Cette réflexion collective est intéressante à plus d’un titre. Par Europe fasciste, il faut inclure l’Italie fasciste, qui est en quelque sorte la pierre angulaire de l’ouvrage, l’Allemagne nationale-socialiste, l’Espagne franquiste, le Portugal de l’Estado Novo et, dans une moindre mesure, l’Etat français avec ses partis collaborationnistes (notons au passage que l’Union soviétique stalinienne n’y figure pas). Il faut reconnaître que si ces régimes ont fait l’objet de nombreuses études, d’ailleurs de qualité très inégale, peu d’historiens se sont intéressés à cette volonté d’exercer un contrôle absolu sur les individus, pourtant caractéristique des idéologies totalitaires.

La conclusion première des contributeurs est que la volonté de changer l’homme avait été une ambition commune à tous ces Etats. La doctrine de l’homme nouveau s’adosse à l’héritage d’une tradition religieuse (le christianisme en la circonstance) et intègre en même temps une idée laïque de l’homme issue de la Révolution française et des mouvements révolutionnaires du XIXe siècle. L’avenir de cet homme nouveau se fera aussi au contact de l’histoire réelle. En Allemagne comme en Italie, la Grande Guerre constitue un élément fondateur. Néanmoins, marqué par son histoire nationale, par sa culture, par son style, l’homme nouveau conservera une personnalité propre liée à la nation à laquelle il appartient. Et c’est là un des intérêts de ce livre qui à travers cet homme nouveau permet de découvrir ou de redécouvrir philosophie et doctrines de chacun de ces régimes réunis par les auteurs sous le vocable de fascistes.

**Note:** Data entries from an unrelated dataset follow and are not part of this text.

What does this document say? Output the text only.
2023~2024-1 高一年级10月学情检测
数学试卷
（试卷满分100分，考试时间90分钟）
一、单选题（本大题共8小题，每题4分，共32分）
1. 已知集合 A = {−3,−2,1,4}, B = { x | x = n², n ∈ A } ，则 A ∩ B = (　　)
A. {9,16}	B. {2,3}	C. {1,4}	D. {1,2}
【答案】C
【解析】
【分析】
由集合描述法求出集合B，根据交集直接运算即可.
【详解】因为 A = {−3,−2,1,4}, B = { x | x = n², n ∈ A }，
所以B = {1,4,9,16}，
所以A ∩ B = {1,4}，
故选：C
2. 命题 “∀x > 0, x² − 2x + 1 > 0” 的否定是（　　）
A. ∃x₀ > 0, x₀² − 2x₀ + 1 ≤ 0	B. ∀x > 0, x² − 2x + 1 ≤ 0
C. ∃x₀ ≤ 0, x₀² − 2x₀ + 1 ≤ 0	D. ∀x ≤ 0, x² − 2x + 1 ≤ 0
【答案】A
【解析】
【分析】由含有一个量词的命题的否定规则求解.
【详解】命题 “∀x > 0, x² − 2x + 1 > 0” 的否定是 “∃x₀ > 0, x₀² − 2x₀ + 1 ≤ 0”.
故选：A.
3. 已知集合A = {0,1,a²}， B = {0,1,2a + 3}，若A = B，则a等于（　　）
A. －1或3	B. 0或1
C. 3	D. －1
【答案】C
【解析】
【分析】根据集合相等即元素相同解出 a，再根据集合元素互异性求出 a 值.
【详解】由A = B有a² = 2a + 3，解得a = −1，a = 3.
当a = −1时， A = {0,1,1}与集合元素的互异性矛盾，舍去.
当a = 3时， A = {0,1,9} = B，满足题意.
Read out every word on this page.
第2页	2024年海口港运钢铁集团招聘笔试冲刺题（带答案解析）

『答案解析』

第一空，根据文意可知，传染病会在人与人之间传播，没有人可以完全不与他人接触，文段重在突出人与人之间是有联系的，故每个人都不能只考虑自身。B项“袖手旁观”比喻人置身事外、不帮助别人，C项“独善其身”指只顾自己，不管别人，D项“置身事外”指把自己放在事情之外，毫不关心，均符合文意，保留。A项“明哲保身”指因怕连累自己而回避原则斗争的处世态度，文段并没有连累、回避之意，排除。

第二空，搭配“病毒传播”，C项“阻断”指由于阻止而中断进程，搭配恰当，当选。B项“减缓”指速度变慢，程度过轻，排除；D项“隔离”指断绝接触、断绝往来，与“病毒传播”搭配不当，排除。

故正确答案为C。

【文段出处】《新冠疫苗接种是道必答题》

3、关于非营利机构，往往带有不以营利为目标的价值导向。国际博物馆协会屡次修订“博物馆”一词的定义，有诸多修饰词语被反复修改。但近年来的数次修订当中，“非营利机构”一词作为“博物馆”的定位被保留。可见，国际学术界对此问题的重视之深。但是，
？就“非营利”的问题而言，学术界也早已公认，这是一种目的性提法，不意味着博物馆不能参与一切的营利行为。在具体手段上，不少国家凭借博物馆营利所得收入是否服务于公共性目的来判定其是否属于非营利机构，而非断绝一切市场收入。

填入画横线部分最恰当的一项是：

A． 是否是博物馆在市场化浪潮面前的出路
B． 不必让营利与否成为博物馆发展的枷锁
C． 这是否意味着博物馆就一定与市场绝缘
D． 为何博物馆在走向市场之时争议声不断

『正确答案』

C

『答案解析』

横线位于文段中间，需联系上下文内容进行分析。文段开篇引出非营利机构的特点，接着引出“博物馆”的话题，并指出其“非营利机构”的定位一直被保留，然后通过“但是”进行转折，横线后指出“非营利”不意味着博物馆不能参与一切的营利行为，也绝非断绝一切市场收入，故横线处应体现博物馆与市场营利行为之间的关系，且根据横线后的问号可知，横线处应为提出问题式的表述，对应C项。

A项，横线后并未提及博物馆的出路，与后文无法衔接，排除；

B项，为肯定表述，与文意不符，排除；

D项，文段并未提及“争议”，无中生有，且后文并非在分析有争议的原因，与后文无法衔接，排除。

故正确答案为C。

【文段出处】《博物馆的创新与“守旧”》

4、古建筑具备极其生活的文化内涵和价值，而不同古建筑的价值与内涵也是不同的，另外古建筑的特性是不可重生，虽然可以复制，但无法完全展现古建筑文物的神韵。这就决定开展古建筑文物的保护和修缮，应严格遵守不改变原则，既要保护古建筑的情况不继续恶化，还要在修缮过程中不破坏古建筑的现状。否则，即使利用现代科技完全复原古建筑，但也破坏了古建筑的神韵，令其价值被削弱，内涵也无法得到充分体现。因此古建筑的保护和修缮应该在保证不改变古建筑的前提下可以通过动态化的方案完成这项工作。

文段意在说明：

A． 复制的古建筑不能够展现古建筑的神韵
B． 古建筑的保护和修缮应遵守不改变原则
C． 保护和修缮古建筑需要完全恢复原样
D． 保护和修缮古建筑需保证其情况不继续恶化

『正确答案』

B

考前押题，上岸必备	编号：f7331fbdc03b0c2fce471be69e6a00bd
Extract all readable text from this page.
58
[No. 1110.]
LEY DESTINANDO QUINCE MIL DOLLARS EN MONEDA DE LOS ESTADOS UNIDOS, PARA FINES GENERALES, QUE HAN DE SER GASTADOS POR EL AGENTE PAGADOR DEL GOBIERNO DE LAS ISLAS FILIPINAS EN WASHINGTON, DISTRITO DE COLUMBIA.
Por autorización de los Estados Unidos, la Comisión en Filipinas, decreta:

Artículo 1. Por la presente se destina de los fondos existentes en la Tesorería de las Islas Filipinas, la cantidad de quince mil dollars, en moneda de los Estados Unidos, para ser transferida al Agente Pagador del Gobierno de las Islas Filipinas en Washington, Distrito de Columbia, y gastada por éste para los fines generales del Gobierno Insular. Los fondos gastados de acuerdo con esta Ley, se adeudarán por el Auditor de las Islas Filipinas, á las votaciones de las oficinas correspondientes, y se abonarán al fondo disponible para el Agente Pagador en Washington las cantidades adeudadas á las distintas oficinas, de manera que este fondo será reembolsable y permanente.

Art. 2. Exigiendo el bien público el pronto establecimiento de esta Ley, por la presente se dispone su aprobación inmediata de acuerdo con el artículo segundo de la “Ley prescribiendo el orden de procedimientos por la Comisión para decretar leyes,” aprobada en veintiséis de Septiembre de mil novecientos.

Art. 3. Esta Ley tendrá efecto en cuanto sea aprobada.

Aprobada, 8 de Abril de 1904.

La période hésitante politiquement et économiquement de l’entre-deux-guerres était, pour les raisons que l’on sait, favorable à la mise en place de régimes autoritaires et l’on aurait pu penser qu’il y aurait eu un modèle type de l’homme nouveau. C’est d’ailleurs la deuxième conclusion à laquelle auraient souhaité aboutir les membres du colloque dont l’orientation politique n’échappera pas au lecteur. Eh bien non ! Même si certaines similitudes se retrouvent, Mussolini, Hitler, Franco et Salazar auront façonné leur système avec des modes et des objectifs différents. Il y a évidemment deux éléments de base communs dans les mécanismes de ces régimes : l’autoritarisme de l’Etat, soit directement de la part du chef suprême au pouvoir absolu et non partagé soit sous l’égide d’un parti unique fort, et la propagande. Pour le reste, les contributeurs de l’ouvrage exposent d’une façon très documentée les particularismes de chaque Etat.

Il en est ainsi dans les trois parties de l’ouvrage : la première consacrée aux idées et aux mythes, ce qu’on pourrait appeler la genèse de l’homme nouveau, la deuxième à l’analyse des réformes nécessaires aux changements de l’homme et la troisième à l’esthétique indispensable à la représentation de l’homme nouveau. Dans cette troisième et dernière partie, en dépit d’un ton marqué de réprobation, les auteurs s’accordent pour reconnaître que durant cette période de l’entre-deux-guerres la production artistique des régimes totalitaires, notamment en architecture, urbanisme et sculpture, a été de haut niveau mais avec, là encore, de grandes variantes selon les Etats.

Ces régimes ont eu la durée que nous leur connaissons, et leurs expériences de l’homme nouveau n’ont pu être mesurées sur le long terme. Mais peut-on dire aujourd’hui qu’elles se sont achevées avec la chute de ces régimes ? On peut se poser la question, quand on constate combien est pesante, de nos jours, l’emprise de l’Etat sur les citoyens, l’Etat qui, à l’aide de ses institutions, des media, du législatif, du judiciaire et de la publicité, conditionne les individus en leur imposant la redoutable pensée unique et l’omniprésent politiquement correct.


René SCHLEITER
© POLEMIA
20/09/2005


« L’Homme nouveau dans l’Europe fasciste (1922-1945) », sous la direction de Marie-Anne Batard-Bonucci et Pierre Milza, Fayard, novembre 2004, 367 pages, 22 euros.